Berlin. Die vietnamesischen VertragsarbeiterInnen in der Stadt sind alarmiert. Das Urteil des Bundesverwaltungsgerichts, den rund 35.000 vietnamesischen Vertragsarbeitern in der Bundesrepublik keinen Abschiebeschutz zu gewähren, habe „verhängnisvolle Auswirkungen“, fürchtet die Berliner „Vereinigung der Vietnamesen“. Das Gericht hatte am Dienstag entschieden, es sei nicht mit „beachtlicher Wahrscheinlichkeit“ davon auszugehen, daß es in Vietnam zu einer Bestrafung der Gastarbeiter komme, die nicht freiwillig zurückkehrten. Dem aber widerspricht man in Berlin, wo zwischen sechs- bis zehntausend VertragsarbeiterInnen der ehemaligen DDR leben.
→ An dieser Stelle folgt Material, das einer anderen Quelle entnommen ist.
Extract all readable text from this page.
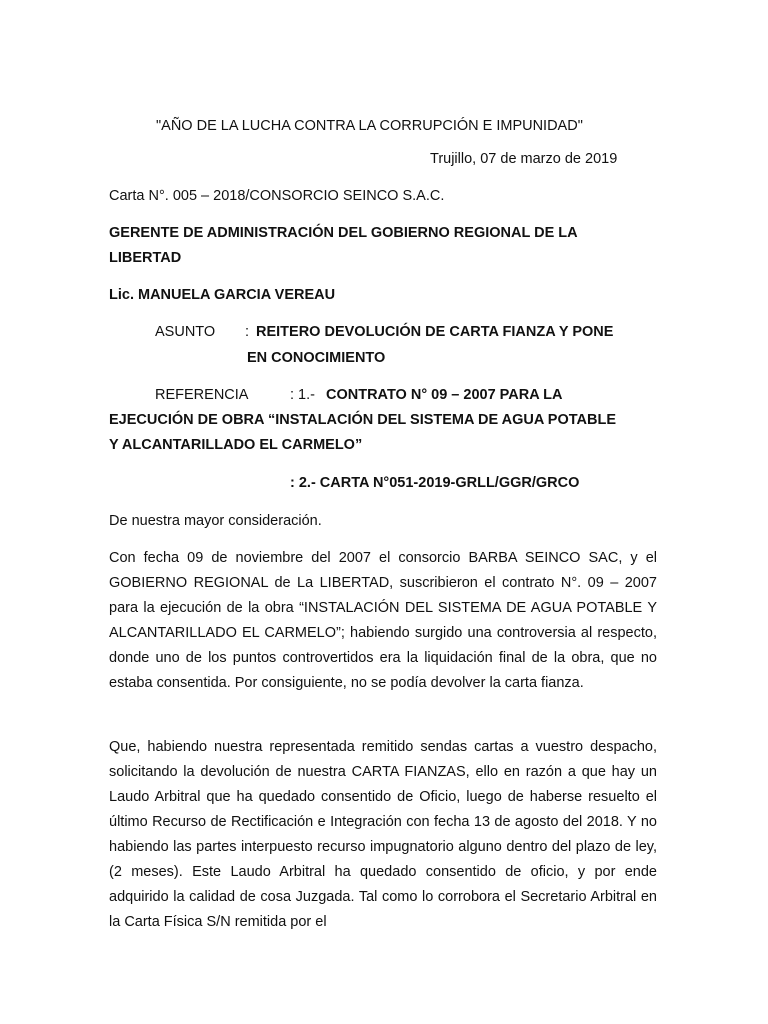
"AÑO DE LA LUCHA CONTRA LA CORRUPCIÓN E IMPUNIDAD"
Trujillo, 07 de marzo de 2019
Carta N°. 005 – 2018/CONSORCIO SEINCO S.A.C.
GERENTE DE ADMINISTRACIÓN DEL GOBIERNO REGIONAL DE LA
LIBERTAD
Lic. MANUELA GARCIA VEREAU
ASUNTO : REITERO DEVOLUCIÓN DE CARTA FIANZA Y PONE
EN CONOCIMIENTO
REFERENCIA	: 1.- CONTRATO N° 09 – 2007 PARA LA
EJECUCIÓN DE OBRA “INSTALACIÓN DEL SISTEMA DE AGUA POTABLE
Y ALCANTARILLADO EL CARMELO”
: 2.- CARTA N°051-2019-GRLL/GGR/GRCO
De nuestra mayor consideración.
Con fecha 09 de noviembre del 2007 el consorcio BARBA SEINCO SAC, y el GOBIERNO REGIONAL de La LIBERTAD, suscribieron el contrato N°. 09 – 2007 para la ejecución de la obra “INSTALACIÓN DEL SISTEMA DE AGUA POTABLE Y ALCANTARILLADO EL CARMELO”; habiendo surgido una controversia al respecto, donde uno de los puntos controvertidos era la liquidación final de la obra, que no estaba consentida. Por consiguiente, no se podía devolver la carta fianza.
Que, habiendo nuestra representada remitido sendas cartas a vuestro despacho, solicitando la devolución de nuestra CARTA FIANZAS, ello en razón a que hay un Laudo Arbitral que ha quedado consentido de Oficio, luego de haberse resuelto el último Recurso de Rectificación e Integración con fecha 13 de agosto del 2018. Y no habiendo las partes interpuesto recurso impugnatorio alguno dentro del plazo de ley, (2 meses). Este Laudo Arbitral ha quedado consentido de oficio, y por ende adquirido la calidad de cosa Juzgada. Tal como lo corrobora el Secretario Arbitral en la Carta Física S/N remitida por el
Der Hinweis, das Urteil beziehe sich derzeit nur auf Asylbewerber, die nach dem Fall der Mauer und vor der deutschen Vereinigung nach Westdeutschland zogen, könne nicht beruhigen.

Bislang ist die Situation der vietnamesischen VertragsarbeiterInnen in Berlin deutlich besser als in Bayern, das so schnell wie möglich abschieben möchte. Berlin und die ostdeutschen Länder fordern seit Monaten mit einer Bundesratsinitiative, daß die Vertragsarbeiter auch dann hierbleiben dürfen, wenn ihr Vertrag abläuft oder der Betrieb dichtmacht. Bislang ist der Antrag mehrfach vertagt worden; der Referatsleiter bei der Berliner Ausländerbeauftragten, Christian Kayser, spricht vornehm von „größter Zurückhaltung“ der alten Bundesländer. Bis zu einer Entscheidung, so der Senat, werden VietnamesInnen nicht abgeschoben. Außerdem dürfen sie sich Arbeit suchen oder erhalten Sozialhilfe. Die meisten verzichteten darauf, einen Asylantrag zu stellen. Die Zahlen sprechen auch gegen sie: Von 6.000 Anträgen waren ganze 0,4 Prozent erfolgreich.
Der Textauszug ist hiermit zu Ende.